Cardiac Monitoring with Textile Capacitive Electrodes in Driving Applications: Characterization of Signal Quality and RR Duration Accuracy.
James Elber Duverger, Geordi-Gabriel Renaud Dumoulin, Victor Bellemin, Patricia Forcier, Justine Decaens, Ghyslain Gagnon, Alireza Saidi
Abstract
Open AccessCapacitive ECG sensors in automobiles enable unobtrusive heart rate monitoring as an indicator of a driver's alertness and health. This paper introduces a capacitive sensor with textile electrodes and provides insights into signal quality and RR duration accuracy. Electrodes of various shapes, sizes, and fabrics were integrated at various positions into the seat back of a driving simulator car seat.
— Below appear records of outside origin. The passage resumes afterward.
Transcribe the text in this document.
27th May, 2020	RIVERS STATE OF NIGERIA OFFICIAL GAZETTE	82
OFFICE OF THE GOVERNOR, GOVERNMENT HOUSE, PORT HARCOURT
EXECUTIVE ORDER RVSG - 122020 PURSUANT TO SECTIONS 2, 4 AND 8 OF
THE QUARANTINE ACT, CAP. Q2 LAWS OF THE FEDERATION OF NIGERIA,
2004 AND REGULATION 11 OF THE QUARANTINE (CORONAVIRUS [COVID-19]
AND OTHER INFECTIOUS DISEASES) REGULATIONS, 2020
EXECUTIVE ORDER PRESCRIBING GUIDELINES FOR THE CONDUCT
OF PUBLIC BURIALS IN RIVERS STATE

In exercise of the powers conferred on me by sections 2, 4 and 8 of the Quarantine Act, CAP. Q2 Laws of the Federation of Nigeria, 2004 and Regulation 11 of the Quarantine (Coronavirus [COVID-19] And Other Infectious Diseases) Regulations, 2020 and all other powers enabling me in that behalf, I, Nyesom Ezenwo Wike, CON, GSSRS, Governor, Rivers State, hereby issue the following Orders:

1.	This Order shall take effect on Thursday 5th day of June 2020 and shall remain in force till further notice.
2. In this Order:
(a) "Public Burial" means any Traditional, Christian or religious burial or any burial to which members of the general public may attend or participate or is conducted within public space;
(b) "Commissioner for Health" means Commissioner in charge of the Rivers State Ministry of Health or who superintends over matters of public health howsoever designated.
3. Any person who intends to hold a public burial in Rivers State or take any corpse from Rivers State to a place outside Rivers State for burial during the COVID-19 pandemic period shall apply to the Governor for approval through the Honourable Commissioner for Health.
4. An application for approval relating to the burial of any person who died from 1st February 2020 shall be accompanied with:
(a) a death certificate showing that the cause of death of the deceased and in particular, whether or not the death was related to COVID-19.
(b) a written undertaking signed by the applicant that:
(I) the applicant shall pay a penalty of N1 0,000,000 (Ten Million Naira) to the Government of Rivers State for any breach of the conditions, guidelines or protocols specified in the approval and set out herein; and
Seven subjects completed identical driving circuits with their cardiac signals being recorded simultaneously with textile electrodes and reference Ag-AgCl electrodes. Capacitive ECG signals with observable R peaks (after filtering) could be captured with almost all pairs of textile electrodes, independently of design or placement. Signal quality from textile electrodes was consistently lower compared with reference Ag-AgCl electrodes. Proximity to the heart or even contact with the body seems to be key but not enough to improve signal quality. However, accurate measurement of RR durations was mostly independent of signal quality since 90% of all RR durations measured on capacitive ECG signals had a percentage error below 5% compared to reference ECG signals. Accuracy was actually algorithm-dependent, where a classic Pan-Tompkins-based algorithm was interestingly outperformed by an in-house frequency-domain algorithm.